I mean, why does he call himself Venom? Why does another symbiote, this one named Riot, call Venom by the name Venom? I don't mean this in a gotcha, Why are these weird aliens speaking English sort of way, though that question lingers. (Correspondence schools on their home asteroid must have had pretty impressive foreign language programs.) I mean, what kind of a name is Venom?

It made sense for the comic book version of Venom to call himself Venom. After all, the alien symbiote and Eddie Brock both had reason to hate Peter Parker, the Amazing Spider-Man. The webslinger refused to play host to the alien, almost killing it in the process; Brock lost his job at the Daily Bugle after Parker revealed he was a fabulist (or a plagiarist, or something; I'm not looking it up). Together, the pair had a great deal of (wait for it) venom for Spider-Man, whose powers the symbiote was able to ape and nullify, and spiders inject venom into their prey, so the name Venom made sense. It made sense!

Which brings me to my main point: Venom only really makes sense as a character in relation to Spider-Man.
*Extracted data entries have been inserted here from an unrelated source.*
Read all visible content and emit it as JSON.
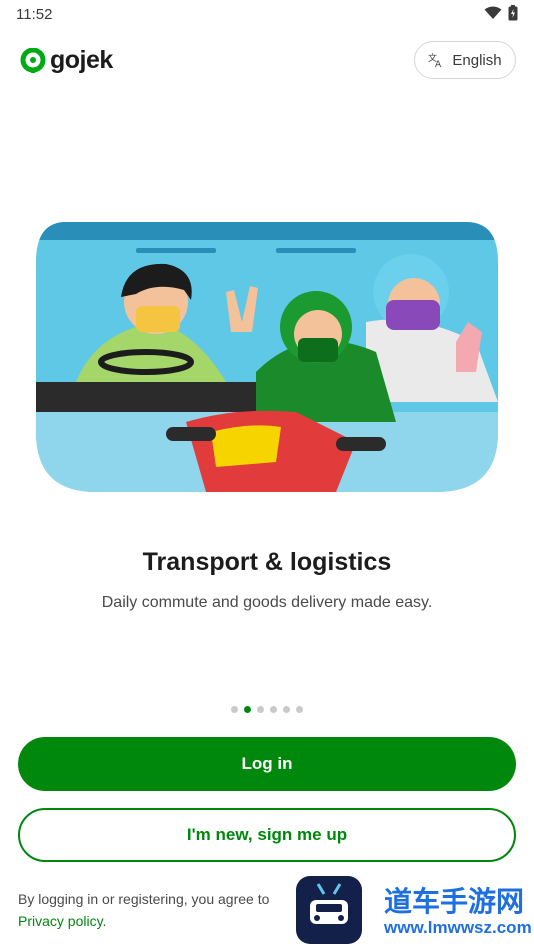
{
  "status": {
    "time": "11:52"
  },
  "header": {
    "brand": "gojek",
    "language_label": "English"
  },
  "onboarding": {
    "title": "Transport & logistics",
    "subtitle": "Daily commute and goods delivery made easy.",
    "page_count": 6,
    "active_page": 2
  },
  "actions": {
    "login_label": "Log in",
    "signup_label": "I'm new, sign me up"
  },
  "legal": {
    "prefix": "By logging in or registering, you agree to",
    "privacy_link": "Privacy policy",
    "suffix": "."
  },
  "watermark": {
    "line1": "道车手游网",
    "line2": "www.lmwwsz.com"
  },
  "colors": {
    "brand_green": "#00880d",
    "sky": "#5ec8e6"
  }
}
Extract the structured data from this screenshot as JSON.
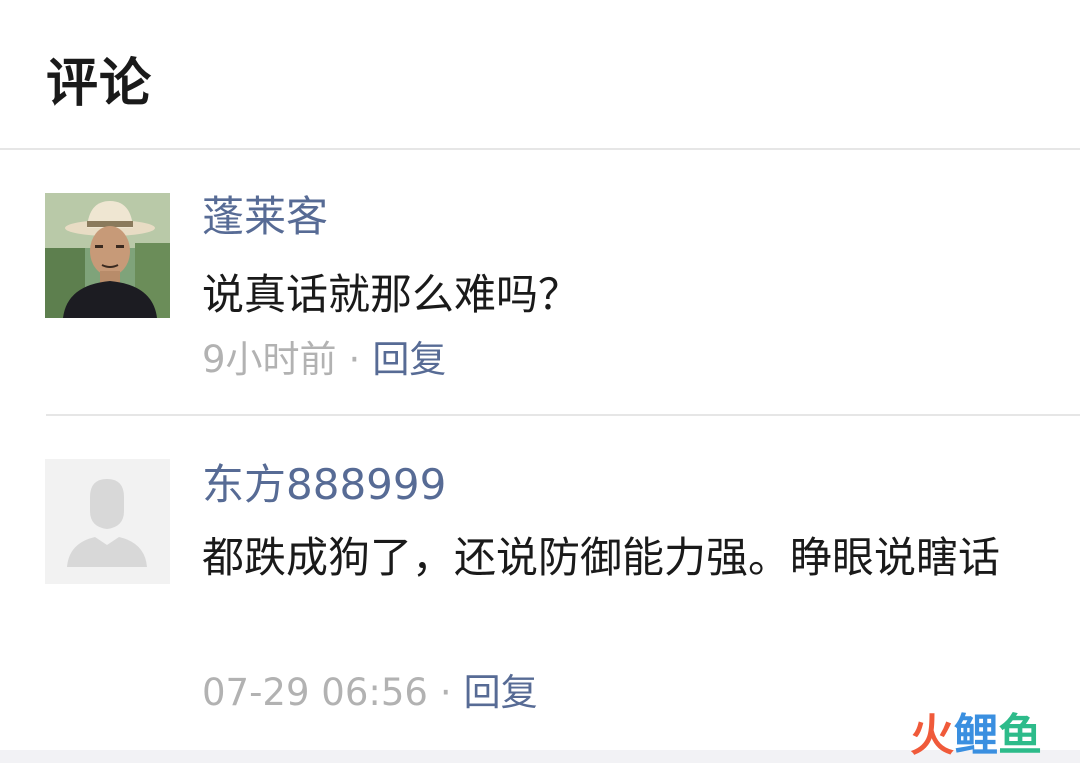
{
  "header": {
    "title": "评论"
  },
  "comments": [
    {
      "nickname": "蓬莱客",
      "content": "说真话就那么难吗？",
      "time": "9小时前",
      "separator": "·",
      "reply_label": "回复",
      "avatar_icon": "user-photo-avatar"
    },
    {
      "nickname": "东方888999",
      "content": "都跌成狗了，还说防御能力强。睁眼说瞎话",
      "time": "07-29 06:56",
      "separator": "·",
      "reply_label": "回复",
      "avatar_icon": "default-avatar-icon"
    }
  ],
  "watermark": {
    "chars": [
      "火",
      "鲤",
      "鱼"
    ],
    "colors": [
      "#f05a3a",
      "#3a8fe0",
      "#2dbb8a"
    ]
  },
  "colors": {
    "link": "#576b95",
    "meta": "#b2b2b2",
    "text": "#1a1a1a"
  }
}
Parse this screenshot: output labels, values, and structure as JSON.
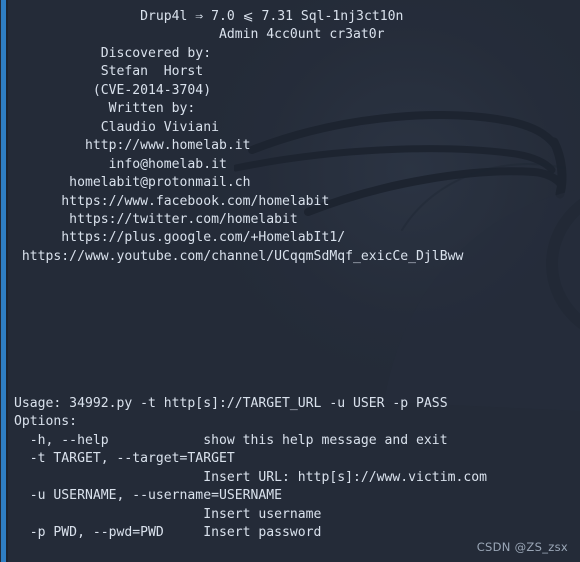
{
  "window": {
    "title": "Terminal",
    "background_color": "#242b38",
    "text_color": "#d9e1ec",
    "accent_bar_color": "#2f7fc4",
    "watermark_icon": "kali-dragon-icon"
  },
  "banner": {
    "title_line_1": "                Drup4l ⇒ 7.0 ⩽ 7.31 Sql-1nj3ct10n",
    "title_line_2": "                          Admin 4cc0unt cr3at0r",
    "blank_1": "",
    "discovered_label": "           Discovered by:",
    "blank_2": "",
    "discoverer_name": "           Stefan  Horst",
    "discoverer_cve": "          (CVE-2014-3704)",
    "blank_3": "",
    "written_label": "            Written by:",
    "blank_4": "",
    "author_name": "           Claudio Viviani",
    "blank_5": "",
    "website": "         http://www.homelab.it",
    "blank_6": "",
    "email_1": "            info@homelab.it",
    "email_2": "       homelabit@protonmail.ch",
    "blank_7": "",
    "social_facebook": "      https://www.facebook.com/homelabit",
    "social_twitter": "       https://twitter.com/homelabit",
    "social_google": "      https://plus.google.com/+HomelabIt1/",
    "social_youtube": " https://www.youtube.com/channel/UCqqmSdMqf_exicCe_DjlBww"
  },
  "usage": {
    "usage_line": "Usage: 34992.py -t http[s]://TARGET_URL -u USER -p PASS",
    "blank_1": "",
    "blank_2": "",
    "options_header": "Options:",
    "opt_help": "  -h, --help            show this help message and exit",
    "opt_target": "  -t TARGET, --target=TARGET",
    "opt_target_desc": "                        Insert URL: http[s]://www.victim.com",
    "opt_username": "  -u USERNAME, --username=USERNAME",
    "opt_username_desc": "                        Insert username",
    "opt_password": "  -p PWD, --pwd=PWD     Insert password"
  },
  "watermark": {
    "csdn_text": "CSDN @ZS_zsx"
  }
}
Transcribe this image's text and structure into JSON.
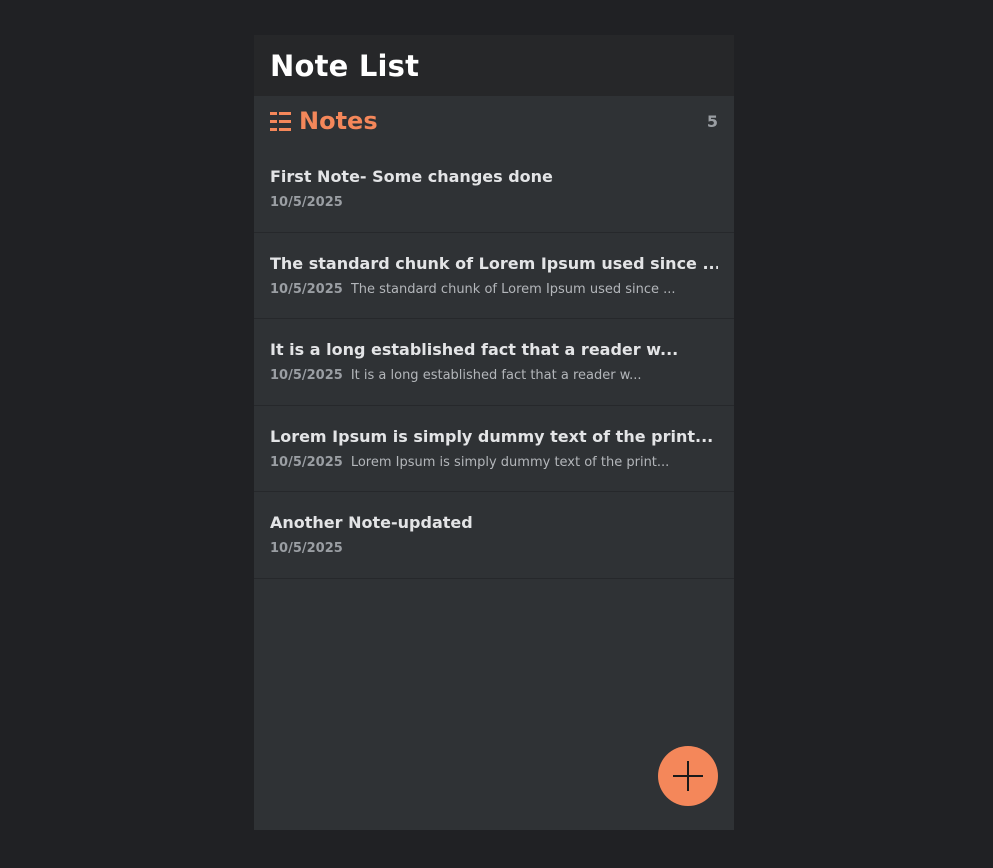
{
  "header": {
    "title": "Note List"
  },
  "notes_section": {
    "label": "Notes",
    "count": "5",
    "icon": "list-icon"
  },
  "notes": [
    {
      "title": "First Note- Some changes done",
      "date": "10/5/2025",
      "preview": ""
    },
    {
      "title": "The standard chunk of Lorem Ipsum used since ...",
      "date": "10/5/2025",
      "preview": "The standard chunk of Lorem Ipsum used since ..."
    },
    {
      "title": "It is a long established fact that a reader w...",
      "date": "10/5/2025",
      "preview": "It is a long established fact that a reader w..."
    },
    {
      "title": "Lorem Ipsum is simply dummy text of the print...",
      "date": "10/5/2025",
      "preview": "Lorem Ipsum is simply dummy text of the print..."
    },
    {
      "title": "Another Note-updated",
      "date": "10/5/2025",
      "preview": ""
    }
  ],
  "fab": {
    "icon": "plus-icon"
  },
  "colors": {
    "accent": "#f4875a",
    "page_background": "#202124",
    "panel_background": "#2f3235",
    "header_background": "#262729"
  }
}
He's a fantastic Spider-Man villain, Parker's mirror image, one driven by revenge and hate. He's got great costume design. He's got a solid power set with reasonable weaknesses. But stripped from the world of Spider-Man, Venom is just a goofy guy in a black costume that is way too powerful to be stopped by normal human means.*

That could still work as a movie! Indeed, the best moments in Venom are when Tom Hardy is, basically, treating the film as a one-man buddy comedy. The symbiote tells him to do incredibly outlandish things—eat the heads of villains, for instance; he's got a real thing for biting off skulls and eating them whole—and Brock humorously resists these urges. At one point, the symbiote tells Brock that he doesn't want to go back to his home world because, and I quote, "I was kind of a loser." That's funny! There's something to play with here, an amusing thing that can be done with an out-of-work journalist teaming up with a loser alien, the pair of them becoming more powerful than they could possibly be alone while also still being incredibly weird and kind of dorky.

Hardy is perfectly suited to this kind of role, one in which the camera just kind of rests on him while he talks to himself about the pleasures of eating eyeballs and brains and livers and the such; I'd watch him be weird onscreen all by himself all day long. The problem is, this is only about half of Venom. Maybe. Maybe slightly less. It feels like it takes forever to get to the fun weirdness, which is odd since this movie is only really about 100 minutes long.

So, Venom doesn't really work, as a piece of storytelling. It just doesn't. But … now that we've gotten the introductions out of the way … I'm kind of interested in seeing a sequel? One in which the fun, weird stuff can happen immediately? Is that nuts? It's probably nuts. But no more nuts than making a movie about Venom nearly entirely devoid of the entire reason Venom exists.

*This problem has manifested itself in the comic books for decades now, ever since Marvel turned him into a standalone hero.